Their work continues today in different parts of the world and that’s a big way how the Legion grew, through the work of the envoys and extension workers”


“I was there at a time when the British population and the Indian population were leaving East Africa, and it was a time really of the Africans coming into their own and taking over the leadership and that kind of thing,” she explains. “I was there to support them in that role, and then to go into areas where the Legion hadn’t yet progressed or whatever and to establish the Legion here.

“That work continues and I was very happy the other day to see in the minutes coming from Nairobi a reference to a priest up in Meru Diocese [in Kenya] translating the Legion Handbook into their language. I was smiling to myself, saying, before I came home, I set up the Legion there and here we are 40 years later, they’re translating the Handbook – so the work continues.”

Duff’s dream

One of Duff’s particular dreams was the conversion of Asia, with China receiving much of his attention. You can read about the Legion’s exploits in the great Eastern nation on page 30. Asia is now a stronghold for the Legion.

“In Korea, we have three senatus there and we have very many legionaries,” Ms Murphy says with pride. “When they were here at one time recently with us, they said that 10% of the population of Korea is Catholic and that 10% of that membership are legionaries.

“I know when I was at Rome for one of the ecclesial meetings, Cardinal Stanisław Ryłko said that when they were in the orient, they were absolutely amazed at the growth of the Legion there.

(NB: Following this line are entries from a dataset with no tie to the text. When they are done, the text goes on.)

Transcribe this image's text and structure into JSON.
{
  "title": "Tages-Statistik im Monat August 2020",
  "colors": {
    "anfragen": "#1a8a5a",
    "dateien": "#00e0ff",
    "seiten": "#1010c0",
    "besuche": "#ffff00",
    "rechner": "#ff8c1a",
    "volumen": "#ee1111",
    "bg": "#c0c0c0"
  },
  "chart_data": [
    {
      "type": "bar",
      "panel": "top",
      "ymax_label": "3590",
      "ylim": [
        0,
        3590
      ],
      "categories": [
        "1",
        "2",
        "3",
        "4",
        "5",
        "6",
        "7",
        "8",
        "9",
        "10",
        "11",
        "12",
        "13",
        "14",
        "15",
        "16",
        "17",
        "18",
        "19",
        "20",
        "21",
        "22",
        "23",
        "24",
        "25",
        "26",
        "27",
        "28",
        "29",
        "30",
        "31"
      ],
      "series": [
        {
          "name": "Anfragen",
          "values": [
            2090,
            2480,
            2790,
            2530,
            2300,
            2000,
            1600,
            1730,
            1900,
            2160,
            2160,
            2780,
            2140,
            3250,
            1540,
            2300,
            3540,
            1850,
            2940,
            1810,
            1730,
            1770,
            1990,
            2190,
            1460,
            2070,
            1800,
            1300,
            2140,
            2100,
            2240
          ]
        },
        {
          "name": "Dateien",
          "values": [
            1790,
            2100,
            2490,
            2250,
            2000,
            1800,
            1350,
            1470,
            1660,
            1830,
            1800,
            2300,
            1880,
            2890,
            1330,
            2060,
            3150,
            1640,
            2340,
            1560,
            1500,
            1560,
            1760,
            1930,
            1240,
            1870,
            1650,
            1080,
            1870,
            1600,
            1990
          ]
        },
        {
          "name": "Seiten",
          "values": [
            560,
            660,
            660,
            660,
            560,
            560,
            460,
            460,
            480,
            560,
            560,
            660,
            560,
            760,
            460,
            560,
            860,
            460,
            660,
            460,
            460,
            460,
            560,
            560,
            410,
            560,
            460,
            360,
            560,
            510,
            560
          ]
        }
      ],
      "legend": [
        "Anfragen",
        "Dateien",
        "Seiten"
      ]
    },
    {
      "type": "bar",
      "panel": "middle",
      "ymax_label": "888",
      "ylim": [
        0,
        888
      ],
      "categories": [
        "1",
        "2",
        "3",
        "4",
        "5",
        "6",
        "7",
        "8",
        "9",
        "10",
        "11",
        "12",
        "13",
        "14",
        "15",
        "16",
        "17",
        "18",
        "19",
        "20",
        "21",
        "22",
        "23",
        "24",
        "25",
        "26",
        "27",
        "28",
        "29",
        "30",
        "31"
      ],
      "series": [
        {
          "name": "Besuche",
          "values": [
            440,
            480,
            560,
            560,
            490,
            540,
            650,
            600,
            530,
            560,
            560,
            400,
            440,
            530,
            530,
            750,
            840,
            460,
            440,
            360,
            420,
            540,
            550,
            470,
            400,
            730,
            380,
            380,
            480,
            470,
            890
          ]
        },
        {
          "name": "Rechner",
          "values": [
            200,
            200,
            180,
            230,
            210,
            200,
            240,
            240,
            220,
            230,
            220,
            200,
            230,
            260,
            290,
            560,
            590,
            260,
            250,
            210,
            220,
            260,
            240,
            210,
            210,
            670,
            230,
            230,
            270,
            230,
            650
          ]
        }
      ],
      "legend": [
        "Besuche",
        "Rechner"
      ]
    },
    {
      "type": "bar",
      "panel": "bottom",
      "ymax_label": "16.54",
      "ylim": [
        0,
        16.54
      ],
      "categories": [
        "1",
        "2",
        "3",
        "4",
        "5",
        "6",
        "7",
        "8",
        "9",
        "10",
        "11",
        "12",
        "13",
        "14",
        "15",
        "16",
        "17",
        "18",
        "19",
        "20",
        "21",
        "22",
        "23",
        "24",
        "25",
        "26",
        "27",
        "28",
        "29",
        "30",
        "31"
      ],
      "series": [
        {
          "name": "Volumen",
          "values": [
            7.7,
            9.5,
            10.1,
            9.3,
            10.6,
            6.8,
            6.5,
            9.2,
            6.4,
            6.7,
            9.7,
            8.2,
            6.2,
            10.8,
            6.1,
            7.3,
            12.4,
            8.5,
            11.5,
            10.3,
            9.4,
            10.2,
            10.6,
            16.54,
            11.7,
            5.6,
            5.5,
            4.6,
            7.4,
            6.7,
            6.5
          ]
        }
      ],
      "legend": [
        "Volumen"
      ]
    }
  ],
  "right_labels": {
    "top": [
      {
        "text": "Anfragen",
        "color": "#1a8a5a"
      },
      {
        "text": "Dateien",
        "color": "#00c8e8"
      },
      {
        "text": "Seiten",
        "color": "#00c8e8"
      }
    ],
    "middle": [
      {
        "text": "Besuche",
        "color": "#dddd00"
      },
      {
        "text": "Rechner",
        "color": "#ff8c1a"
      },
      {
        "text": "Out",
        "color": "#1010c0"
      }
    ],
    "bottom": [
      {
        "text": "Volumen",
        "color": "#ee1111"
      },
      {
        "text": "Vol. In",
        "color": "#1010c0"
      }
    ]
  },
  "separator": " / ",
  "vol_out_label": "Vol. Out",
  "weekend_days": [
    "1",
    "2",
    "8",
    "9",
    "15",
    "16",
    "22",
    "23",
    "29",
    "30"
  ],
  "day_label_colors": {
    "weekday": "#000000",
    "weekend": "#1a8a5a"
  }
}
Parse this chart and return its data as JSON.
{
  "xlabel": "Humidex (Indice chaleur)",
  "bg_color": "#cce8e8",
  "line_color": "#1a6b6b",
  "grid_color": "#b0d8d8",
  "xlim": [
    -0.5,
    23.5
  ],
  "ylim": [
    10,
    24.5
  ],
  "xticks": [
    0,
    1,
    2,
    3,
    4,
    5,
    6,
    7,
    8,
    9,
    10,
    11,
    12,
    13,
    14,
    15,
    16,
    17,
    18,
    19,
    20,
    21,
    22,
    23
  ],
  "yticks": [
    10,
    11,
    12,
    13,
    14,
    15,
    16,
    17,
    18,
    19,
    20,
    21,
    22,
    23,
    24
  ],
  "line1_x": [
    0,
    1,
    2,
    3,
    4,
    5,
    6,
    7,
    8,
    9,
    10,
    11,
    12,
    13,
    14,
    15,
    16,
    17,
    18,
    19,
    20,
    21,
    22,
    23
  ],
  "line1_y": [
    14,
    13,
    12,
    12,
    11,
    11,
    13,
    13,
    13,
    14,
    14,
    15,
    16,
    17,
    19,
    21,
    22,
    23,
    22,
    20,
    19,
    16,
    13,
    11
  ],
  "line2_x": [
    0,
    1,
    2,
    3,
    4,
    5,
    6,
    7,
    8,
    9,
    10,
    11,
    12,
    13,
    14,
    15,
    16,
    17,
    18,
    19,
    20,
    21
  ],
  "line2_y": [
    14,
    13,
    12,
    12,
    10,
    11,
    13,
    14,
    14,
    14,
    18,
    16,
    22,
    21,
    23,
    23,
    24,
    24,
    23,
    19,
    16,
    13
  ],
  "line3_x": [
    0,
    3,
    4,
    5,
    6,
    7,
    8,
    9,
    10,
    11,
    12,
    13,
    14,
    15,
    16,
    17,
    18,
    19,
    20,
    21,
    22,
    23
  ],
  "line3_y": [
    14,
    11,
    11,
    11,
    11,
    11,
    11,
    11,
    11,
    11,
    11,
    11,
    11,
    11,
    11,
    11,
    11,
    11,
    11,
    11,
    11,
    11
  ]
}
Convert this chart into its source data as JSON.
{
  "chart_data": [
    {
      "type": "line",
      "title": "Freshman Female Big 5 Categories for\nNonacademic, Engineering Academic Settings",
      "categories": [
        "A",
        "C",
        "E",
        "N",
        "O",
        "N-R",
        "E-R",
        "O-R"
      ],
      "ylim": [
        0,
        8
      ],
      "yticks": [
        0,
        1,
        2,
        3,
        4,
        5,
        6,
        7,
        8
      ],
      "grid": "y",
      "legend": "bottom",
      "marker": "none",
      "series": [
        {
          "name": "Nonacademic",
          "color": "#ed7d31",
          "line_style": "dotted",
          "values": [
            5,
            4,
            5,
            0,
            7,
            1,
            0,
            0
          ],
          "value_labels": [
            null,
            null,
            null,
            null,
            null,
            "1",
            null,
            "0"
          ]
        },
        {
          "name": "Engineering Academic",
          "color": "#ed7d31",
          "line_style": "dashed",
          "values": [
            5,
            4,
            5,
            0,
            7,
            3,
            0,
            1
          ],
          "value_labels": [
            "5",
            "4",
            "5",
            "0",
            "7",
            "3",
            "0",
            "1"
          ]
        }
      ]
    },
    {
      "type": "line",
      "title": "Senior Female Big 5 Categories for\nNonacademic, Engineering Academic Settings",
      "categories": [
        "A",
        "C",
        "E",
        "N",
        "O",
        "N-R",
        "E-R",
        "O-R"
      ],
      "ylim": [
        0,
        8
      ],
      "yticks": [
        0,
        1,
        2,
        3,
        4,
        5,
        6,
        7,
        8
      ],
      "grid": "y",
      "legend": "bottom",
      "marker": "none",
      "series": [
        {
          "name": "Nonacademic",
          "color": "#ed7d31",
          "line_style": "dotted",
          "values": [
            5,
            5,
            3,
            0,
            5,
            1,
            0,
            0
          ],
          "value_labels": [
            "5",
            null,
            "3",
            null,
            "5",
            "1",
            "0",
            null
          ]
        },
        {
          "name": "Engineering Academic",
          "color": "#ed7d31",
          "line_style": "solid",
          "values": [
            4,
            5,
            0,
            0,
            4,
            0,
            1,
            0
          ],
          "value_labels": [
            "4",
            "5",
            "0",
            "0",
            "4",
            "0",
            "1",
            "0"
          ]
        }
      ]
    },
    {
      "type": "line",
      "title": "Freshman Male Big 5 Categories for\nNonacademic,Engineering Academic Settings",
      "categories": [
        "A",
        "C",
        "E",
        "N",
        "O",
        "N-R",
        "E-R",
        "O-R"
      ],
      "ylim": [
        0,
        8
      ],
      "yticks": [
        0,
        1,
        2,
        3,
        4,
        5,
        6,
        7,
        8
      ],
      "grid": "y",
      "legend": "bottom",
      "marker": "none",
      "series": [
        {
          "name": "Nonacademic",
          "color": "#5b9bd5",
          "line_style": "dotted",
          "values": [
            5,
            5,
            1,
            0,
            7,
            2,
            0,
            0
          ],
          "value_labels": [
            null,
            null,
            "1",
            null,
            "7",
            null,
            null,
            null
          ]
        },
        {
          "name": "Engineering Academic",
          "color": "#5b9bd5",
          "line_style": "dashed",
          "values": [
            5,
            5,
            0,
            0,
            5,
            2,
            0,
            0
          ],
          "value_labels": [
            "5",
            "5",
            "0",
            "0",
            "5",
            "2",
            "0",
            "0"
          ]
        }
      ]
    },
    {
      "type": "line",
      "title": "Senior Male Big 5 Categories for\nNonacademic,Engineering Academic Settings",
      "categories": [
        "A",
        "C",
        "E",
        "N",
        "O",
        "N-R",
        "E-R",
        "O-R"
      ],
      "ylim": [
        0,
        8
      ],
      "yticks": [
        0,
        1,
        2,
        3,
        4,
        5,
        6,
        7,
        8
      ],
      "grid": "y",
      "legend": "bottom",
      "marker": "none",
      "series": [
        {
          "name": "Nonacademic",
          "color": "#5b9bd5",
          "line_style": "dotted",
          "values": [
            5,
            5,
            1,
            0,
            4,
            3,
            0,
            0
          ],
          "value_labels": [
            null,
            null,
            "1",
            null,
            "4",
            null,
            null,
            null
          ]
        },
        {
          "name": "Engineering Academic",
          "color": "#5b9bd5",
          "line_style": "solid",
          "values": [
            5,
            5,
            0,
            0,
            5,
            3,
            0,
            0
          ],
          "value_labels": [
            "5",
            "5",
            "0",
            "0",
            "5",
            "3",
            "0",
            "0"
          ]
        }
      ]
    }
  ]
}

In all countries like Taiwan, Vietnam, all those countries would have the Legion. India itself of course would have a strong legionary presence. They do assist, they sometimes would undertake visitation of the councils there on behalf of the concilium. They’re all part of us here, even though they’re far away from us. They’re very much part of us.”


There aren’t many countries left that the Legion doesn’t have a foothold in. Despite this, they have no intention on resting on their laurels.

“We’re in over 170 countries now,” Ms Murphy explains. “Our hope is always, where people are available of course, to expand. It depends at the time what resources we have and personnel to do this, because people have to give their time to go and to volunteer. It comes in different phases… Sometimes people give time, but they may prefer to go indoor here at our hostels. But then people who would like maybe to be a bit more adventurous and to spread out into the deep, they head to the bush or wherever – it’s great.”